The Washington-based commission, which is also examining potentially improper trading in oil markets, began the cotton inquiry after seeing unusual gaps between futures and spot prices, the people said.
Cotton traded on Intercontinental Exchange Inc’s ICE Futures US unit rose to a 12-year high of US$0.9286 a pound (0.45kg) on March 5, then fell as much as 26 percent by March 20 to US$0.6902. Supplies in the US didn’t justify the increase, cotton merchants told the commission during an April hearing on the role speculators are playing in rising commodities prices.
“The market is broken, it’s out of whack, and someone has to step in and bring relief,” William Dunavant, chairman of cotton merchant Dunavant Enterprises Inc, said at the April hearing.
CFTC spokesman Dennis Holden said yesterday in an interview the commission doesn’t comment on whether it’s conducting investigations.
Intercontinental Exchange spokeswoman Kelly Loeffler said her organization also doesn’t comment on possible probes. The investigation was reported earlier in the Wall Street Journal and the New York Times.
The CFTC, which regulates markets including silver and soybeans and derivatives linked to stock indexes and bonds, is under pressure from Congress to ensure commodity markets aren’t being manipulated as the prices of gold, copper, corn and wheat rose to records, said one of the people familiar with the probe.
The Reuters-Jefferies CRB Commodity Index has jumped 37 percent in the past year, touching a record 435.53 on May 22. Oil has doubled, making it the biggest gainer. Cotton jumped 48 percent, the eighth-biggest increase of 19 commodities on the CRB. Cotton for December delivery fell US$0.0027, or 0.4 percent, to US$0.7437 a pound on Friday on ICE Futures US, formerly the New York Board of Trade.
Joseph Lieberman, chairman of the Senate Homeland Security and Government Affairs Committee, said on May 20 he is considering legislation limiting large institutional investors in commodities markets.
The legislation would be aimed at speculators and other investors who use commodities to hedge against swings in other investment instruments such as stocks and the US dollar, Lieberman, a Connecticut independent, said during a hearing.
The CFTC said in a statement on Thursday that it is investigating US oil trading to determine whether the doubling of prices in the past year is the result of manipulation or fraud.

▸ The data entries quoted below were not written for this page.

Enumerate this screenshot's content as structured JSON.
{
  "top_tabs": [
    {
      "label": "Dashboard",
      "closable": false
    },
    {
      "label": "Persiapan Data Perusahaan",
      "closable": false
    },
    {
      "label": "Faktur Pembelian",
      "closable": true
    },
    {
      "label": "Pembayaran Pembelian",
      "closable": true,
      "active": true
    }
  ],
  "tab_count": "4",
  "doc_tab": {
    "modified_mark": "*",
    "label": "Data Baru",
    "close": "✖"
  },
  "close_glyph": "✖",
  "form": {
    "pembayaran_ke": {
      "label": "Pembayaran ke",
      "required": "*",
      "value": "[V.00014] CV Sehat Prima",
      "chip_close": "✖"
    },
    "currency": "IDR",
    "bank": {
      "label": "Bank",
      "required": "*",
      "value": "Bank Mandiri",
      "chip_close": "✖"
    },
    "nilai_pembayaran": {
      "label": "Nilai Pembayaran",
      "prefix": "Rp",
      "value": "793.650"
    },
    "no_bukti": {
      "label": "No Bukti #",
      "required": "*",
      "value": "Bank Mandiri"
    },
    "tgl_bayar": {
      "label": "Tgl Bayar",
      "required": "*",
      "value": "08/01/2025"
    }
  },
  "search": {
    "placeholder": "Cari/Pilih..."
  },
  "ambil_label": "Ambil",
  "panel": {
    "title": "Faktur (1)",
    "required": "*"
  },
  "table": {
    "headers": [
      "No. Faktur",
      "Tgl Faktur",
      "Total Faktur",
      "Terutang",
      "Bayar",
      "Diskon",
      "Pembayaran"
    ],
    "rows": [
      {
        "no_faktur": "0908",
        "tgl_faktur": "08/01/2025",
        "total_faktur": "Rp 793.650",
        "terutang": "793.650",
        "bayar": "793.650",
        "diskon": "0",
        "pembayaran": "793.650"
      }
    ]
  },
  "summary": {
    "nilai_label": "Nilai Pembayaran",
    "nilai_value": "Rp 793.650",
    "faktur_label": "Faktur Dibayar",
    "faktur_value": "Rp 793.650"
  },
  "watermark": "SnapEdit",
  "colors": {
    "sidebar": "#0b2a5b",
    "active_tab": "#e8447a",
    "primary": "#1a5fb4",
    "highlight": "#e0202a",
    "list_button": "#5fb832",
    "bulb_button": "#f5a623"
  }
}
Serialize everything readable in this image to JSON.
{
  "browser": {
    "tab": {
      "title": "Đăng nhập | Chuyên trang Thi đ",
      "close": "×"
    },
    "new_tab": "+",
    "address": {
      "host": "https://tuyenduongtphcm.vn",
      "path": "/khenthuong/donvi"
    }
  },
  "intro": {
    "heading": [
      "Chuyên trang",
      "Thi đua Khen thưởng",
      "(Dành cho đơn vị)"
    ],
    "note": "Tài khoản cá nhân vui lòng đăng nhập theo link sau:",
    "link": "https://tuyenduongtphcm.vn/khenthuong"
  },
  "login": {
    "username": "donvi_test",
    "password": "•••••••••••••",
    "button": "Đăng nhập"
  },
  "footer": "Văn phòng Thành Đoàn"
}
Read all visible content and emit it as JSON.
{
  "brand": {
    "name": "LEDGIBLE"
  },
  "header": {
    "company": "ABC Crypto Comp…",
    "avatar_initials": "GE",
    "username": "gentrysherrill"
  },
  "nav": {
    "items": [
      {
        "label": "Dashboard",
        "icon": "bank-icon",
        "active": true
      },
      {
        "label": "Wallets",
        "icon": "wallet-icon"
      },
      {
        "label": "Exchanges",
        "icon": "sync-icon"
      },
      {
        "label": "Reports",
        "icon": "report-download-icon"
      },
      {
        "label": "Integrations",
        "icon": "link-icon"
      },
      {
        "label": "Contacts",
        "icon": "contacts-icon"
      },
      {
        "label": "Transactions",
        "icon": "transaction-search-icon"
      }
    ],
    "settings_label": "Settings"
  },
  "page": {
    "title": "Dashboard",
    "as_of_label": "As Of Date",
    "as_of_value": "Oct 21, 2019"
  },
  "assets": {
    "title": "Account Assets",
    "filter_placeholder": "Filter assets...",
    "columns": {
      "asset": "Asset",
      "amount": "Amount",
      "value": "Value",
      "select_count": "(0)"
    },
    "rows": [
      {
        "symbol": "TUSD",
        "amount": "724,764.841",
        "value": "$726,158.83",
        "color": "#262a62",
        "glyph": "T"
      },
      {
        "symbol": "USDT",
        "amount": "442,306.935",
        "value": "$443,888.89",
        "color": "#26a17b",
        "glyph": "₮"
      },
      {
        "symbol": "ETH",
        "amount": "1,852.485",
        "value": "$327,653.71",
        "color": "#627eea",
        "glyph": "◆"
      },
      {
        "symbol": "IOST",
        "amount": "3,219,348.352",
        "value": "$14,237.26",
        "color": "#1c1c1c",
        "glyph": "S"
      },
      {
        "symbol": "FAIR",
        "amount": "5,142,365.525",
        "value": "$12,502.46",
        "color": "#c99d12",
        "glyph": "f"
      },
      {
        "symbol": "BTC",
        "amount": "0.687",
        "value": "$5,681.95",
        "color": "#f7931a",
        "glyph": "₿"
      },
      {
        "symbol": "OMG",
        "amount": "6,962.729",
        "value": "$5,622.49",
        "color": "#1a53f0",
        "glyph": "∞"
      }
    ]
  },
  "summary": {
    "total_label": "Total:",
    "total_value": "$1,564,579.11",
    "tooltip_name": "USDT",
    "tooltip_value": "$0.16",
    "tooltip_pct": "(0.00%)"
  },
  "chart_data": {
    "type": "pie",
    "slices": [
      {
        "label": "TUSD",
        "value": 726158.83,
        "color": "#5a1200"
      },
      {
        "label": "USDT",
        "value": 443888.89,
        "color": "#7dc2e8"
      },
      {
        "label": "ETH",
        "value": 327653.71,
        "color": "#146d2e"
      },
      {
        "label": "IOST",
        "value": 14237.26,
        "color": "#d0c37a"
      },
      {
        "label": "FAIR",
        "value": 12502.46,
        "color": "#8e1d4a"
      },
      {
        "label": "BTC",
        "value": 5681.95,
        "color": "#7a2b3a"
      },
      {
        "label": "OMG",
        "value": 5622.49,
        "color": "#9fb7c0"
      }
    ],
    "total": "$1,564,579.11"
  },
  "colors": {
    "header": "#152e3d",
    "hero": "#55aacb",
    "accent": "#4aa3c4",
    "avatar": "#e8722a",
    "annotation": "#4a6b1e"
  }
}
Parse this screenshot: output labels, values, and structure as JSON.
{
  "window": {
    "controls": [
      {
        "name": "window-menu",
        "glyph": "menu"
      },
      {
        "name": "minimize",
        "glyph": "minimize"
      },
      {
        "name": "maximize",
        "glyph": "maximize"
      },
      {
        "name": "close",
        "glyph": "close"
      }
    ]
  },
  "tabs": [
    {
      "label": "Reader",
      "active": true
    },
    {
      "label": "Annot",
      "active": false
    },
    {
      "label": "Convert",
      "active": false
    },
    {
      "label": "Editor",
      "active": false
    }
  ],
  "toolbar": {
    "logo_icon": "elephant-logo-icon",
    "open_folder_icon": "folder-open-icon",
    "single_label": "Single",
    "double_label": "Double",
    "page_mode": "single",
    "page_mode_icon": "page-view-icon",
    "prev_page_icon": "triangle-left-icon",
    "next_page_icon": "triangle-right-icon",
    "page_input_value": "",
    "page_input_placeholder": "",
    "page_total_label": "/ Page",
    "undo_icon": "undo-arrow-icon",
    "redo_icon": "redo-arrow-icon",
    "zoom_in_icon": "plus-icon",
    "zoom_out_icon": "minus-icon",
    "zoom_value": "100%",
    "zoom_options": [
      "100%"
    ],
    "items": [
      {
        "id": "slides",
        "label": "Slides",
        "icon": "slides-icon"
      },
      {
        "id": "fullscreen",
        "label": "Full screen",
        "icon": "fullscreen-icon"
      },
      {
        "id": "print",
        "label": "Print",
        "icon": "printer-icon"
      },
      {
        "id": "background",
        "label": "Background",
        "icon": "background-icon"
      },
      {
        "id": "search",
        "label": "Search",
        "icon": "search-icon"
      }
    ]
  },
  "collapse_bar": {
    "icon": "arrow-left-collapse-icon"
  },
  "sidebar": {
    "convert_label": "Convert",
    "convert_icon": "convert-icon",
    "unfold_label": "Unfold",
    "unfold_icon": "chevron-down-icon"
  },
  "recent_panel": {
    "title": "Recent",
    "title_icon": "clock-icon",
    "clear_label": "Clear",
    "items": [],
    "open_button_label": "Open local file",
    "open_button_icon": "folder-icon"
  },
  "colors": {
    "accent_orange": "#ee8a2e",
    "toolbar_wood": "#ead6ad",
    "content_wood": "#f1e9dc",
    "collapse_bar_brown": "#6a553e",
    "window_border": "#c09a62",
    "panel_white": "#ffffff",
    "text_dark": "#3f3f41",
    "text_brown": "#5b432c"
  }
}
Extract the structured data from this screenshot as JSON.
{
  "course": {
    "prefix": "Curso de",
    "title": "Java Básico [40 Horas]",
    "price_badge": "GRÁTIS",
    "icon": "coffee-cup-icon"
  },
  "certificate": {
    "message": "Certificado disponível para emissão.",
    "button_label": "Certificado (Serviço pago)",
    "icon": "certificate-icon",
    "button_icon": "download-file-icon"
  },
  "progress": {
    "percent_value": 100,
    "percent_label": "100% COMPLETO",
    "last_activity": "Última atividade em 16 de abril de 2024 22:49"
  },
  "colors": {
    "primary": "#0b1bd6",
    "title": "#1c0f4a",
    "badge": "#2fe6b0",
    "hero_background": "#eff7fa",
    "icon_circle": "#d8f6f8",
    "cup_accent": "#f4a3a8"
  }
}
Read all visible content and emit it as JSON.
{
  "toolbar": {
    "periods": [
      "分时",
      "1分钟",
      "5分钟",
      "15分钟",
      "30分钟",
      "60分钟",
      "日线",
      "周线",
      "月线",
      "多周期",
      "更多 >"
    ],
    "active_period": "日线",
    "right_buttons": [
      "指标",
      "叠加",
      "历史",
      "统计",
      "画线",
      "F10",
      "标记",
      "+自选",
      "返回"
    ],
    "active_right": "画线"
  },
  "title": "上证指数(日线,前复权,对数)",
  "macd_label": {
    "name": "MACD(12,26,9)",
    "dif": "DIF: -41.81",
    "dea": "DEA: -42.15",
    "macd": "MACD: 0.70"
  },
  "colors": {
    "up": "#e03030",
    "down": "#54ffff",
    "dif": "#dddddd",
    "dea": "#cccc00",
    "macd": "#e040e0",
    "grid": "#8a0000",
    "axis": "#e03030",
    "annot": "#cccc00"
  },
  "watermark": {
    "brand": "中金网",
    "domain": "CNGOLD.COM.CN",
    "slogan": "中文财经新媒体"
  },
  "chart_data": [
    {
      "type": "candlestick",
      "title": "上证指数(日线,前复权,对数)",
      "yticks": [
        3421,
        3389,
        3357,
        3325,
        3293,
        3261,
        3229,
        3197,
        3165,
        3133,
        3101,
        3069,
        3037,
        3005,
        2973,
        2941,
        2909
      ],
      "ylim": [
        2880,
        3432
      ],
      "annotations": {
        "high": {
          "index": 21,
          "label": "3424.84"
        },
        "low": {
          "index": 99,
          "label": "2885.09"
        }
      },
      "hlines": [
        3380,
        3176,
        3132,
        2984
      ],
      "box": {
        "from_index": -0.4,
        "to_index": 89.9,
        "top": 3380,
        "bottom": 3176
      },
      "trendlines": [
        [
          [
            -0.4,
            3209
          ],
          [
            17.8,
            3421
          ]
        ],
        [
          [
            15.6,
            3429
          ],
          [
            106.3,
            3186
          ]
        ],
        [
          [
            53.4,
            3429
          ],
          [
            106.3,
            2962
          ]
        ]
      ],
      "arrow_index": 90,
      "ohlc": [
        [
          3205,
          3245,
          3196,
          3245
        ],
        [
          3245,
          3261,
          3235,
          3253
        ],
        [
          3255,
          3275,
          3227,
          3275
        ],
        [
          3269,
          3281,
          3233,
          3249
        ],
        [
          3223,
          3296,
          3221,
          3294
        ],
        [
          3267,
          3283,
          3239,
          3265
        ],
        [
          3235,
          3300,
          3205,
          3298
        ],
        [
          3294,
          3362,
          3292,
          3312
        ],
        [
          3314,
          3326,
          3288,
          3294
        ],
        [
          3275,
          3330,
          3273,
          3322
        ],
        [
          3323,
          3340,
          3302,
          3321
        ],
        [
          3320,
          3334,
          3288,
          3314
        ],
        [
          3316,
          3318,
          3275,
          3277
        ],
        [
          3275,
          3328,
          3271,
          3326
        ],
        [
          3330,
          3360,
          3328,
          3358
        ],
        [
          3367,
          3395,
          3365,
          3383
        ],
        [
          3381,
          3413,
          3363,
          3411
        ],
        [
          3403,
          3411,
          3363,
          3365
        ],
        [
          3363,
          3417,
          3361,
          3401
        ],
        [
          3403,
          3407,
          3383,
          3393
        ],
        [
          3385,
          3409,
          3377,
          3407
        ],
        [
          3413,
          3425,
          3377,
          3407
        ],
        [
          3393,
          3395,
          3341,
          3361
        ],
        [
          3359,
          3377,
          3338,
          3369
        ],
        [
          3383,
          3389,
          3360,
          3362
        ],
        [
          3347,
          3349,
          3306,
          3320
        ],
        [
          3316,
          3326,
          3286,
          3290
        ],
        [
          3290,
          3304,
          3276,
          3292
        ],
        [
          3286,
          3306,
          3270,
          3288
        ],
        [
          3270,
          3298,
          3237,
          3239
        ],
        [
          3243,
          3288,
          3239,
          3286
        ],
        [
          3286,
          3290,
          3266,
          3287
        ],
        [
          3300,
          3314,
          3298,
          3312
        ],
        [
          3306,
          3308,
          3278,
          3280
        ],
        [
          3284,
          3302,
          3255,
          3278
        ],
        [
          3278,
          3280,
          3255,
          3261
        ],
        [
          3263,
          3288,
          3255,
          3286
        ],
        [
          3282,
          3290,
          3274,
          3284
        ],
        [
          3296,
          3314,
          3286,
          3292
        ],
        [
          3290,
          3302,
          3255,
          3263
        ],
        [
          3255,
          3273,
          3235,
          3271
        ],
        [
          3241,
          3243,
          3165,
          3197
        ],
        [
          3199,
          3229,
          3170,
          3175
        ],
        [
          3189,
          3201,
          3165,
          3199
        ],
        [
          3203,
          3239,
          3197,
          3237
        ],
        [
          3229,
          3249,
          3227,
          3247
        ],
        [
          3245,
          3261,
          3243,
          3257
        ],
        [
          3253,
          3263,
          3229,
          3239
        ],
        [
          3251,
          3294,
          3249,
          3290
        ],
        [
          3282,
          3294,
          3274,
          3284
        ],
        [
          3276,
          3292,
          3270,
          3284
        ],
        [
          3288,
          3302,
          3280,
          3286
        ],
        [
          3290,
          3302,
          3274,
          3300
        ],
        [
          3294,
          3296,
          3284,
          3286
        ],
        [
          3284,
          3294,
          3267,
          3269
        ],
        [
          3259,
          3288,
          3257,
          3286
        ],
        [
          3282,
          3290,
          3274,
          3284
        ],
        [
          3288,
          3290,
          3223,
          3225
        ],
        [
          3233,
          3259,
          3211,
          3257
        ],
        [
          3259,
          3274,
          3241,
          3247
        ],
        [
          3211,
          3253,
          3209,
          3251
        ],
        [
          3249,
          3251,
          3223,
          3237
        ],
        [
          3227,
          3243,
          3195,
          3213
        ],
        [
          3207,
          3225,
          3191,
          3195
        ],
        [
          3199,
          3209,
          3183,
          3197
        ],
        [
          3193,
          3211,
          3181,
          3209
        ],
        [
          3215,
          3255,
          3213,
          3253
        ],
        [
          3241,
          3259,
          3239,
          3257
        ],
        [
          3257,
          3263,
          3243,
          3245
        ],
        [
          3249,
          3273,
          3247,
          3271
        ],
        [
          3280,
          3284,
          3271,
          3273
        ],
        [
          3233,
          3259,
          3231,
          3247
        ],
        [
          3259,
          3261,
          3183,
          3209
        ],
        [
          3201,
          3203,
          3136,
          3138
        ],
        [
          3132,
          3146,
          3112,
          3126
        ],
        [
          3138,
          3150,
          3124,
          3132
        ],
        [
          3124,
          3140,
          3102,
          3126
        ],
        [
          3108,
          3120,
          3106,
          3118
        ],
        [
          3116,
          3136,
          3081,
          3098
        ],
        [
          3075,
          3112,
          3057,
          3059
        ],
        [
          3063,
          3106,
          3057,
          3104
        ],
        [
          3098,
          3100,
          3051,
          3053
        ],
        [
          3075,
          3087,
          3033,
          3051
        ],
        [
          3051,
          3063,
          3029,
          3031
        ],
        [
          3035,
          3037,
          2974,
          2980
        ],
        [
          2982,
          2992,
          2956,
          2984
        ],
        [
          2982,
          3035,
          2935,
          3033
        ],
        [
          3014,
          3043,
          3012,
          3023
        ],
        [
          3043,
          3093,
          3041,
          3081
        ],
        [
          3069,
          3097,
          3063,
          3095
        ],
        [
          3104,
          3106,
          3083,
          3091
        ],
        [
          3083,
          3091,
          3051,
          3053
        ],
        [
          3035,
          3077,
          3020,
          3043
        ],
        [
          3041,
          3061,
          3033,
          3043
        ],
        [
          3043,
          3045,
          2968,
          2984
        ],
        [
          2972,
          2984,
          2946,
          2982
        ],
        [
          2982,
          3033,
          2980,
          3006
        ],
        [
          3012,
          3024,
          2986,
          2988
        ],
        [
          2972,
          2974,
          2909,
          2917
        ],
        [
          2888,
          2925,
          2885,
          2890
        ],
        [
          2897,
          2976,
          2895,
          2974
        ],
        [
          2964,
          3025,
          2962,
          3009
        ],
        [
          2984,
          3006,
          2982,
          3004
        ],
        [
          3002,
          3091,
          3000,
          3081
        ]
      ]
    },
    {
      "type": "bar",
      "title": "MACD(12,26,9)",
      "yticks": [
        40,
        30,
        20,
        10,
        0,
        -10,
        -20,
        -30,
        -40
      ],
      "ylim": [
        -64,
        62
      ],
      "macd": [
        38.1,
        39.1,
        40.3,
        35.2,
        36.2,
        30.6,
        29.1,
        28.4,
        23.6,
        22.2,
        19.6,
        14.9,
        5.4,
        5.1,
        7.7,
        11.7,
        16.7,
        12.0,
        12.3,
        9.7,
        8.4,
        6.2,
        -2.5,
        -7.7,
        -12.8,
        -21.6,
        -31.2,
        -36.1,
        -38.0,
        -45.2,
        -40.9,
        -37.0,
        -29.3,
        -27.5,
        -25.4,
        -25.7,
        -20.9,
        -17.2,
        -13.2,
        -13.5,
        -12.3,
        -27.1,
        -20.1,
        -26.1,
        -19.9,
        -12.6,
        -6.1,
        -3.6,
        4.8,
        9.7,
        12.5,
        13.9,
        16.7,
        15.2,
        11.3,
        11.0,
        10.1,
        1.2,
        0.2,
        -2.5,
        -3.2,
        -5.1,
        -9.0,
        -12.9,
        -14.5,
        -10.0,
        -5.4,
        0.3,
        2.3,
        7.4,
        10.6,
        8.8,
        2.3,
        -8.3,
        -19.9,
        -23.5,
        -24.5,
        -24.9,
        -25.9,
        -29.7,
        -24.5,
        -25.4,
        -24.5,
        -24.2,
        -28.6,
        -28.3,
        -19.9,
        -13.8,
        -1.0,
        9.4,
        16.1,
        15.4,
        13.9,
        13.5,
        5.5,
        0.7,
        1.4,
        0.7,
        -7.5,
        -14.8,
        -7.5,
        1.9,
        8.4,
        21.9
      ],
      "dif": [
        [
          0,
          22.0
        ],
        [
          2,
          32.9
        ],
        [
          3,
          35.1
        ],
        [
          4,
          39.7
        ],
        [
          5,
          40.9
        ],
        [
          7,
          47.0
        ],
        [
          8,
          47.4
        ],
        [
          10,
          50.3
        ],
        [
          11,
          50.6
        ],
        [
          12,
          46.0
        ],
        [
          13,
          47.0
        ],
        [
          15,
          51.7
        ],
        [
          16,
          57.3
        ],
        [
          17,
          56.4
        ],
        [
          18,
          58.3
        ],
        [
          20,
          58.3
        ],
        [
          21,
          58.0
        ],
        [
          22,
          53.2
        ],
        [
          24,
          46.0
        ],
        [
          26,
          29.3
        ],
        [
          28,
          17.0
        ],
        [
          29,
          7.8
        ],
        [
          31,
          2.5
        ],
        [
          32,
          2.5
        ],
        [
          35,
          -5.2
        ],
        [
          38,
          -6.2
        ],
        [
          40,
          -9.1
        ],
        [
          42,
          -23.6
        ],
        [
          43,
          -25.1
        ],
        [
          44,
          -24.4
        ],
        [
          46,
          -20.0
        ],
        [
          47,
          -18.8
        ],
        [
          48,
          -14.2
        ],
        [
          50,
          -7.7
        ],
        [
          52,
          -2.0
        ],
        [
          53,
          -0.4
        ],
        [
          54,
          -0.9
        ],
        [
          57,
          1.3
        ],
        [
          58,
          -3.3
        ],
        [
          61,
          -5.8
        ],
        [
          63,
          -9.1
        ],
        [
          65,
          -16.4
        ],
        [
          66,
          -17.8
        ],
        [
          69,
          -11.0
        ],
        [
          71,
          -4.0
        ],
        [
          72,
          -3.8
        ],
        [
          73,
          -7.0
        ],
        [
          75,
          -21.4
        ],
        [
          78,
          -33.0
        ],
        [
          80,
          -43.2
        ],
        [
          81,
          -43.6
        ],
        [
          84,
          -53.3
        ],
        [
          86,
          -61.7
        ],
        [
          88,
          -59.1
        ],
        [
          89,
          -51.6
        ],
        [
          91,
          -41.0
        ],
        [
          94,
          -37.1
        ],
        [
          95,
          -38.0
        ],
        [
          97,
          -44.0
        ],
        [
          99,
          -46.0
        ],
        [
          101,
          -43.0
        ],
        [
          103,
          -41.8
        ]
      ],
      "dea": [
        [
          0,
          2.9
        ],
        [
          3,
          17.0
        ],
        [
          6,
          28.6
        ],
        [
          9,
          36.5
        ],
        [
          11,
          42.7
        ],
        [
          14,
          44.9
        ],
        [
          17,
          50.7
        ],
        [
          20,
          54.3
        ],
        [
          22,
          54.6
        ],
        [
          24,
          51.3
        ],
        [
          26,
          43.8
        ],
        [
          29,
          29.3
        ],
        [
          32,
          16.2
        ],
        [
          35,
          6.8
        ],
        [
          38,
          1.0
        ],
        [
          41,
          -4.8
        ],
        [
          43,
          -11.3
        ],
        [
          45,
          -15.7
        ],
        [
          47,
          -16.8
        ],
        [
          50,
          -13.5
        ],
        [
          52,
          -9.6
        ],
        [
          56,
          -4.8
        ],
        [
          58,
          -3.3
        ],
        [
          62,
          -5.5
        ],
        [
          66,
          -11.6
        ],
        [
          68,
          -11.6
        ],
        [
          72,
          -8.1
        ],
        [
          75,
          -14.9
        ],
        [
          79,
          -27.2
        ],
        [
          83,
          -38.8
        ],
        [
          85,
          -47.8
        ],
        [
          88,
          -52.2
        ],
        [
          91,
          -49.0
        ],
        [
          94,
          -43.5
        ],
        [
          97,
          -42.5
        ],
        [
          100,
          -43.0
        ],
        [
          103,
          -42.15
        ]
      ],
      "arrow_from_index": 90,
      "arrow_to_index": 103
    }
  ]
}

The CFTC has been investigating the transportation, storage and trading of crude oil in the US since December, the regulator said in the statement posted on its Web site.
The CFTC said its probe, which involves ICE and the UK’s Financial Services Authority, includes oil futures contracts. Oil rose to a record US$135.09 a barrel on May 22.
The regulator, which generally keeps its inquiries confidential, didn’t say when the oil-market probe will end and didn’t name any companies being targeted. The details of the investigation were confidential, it said.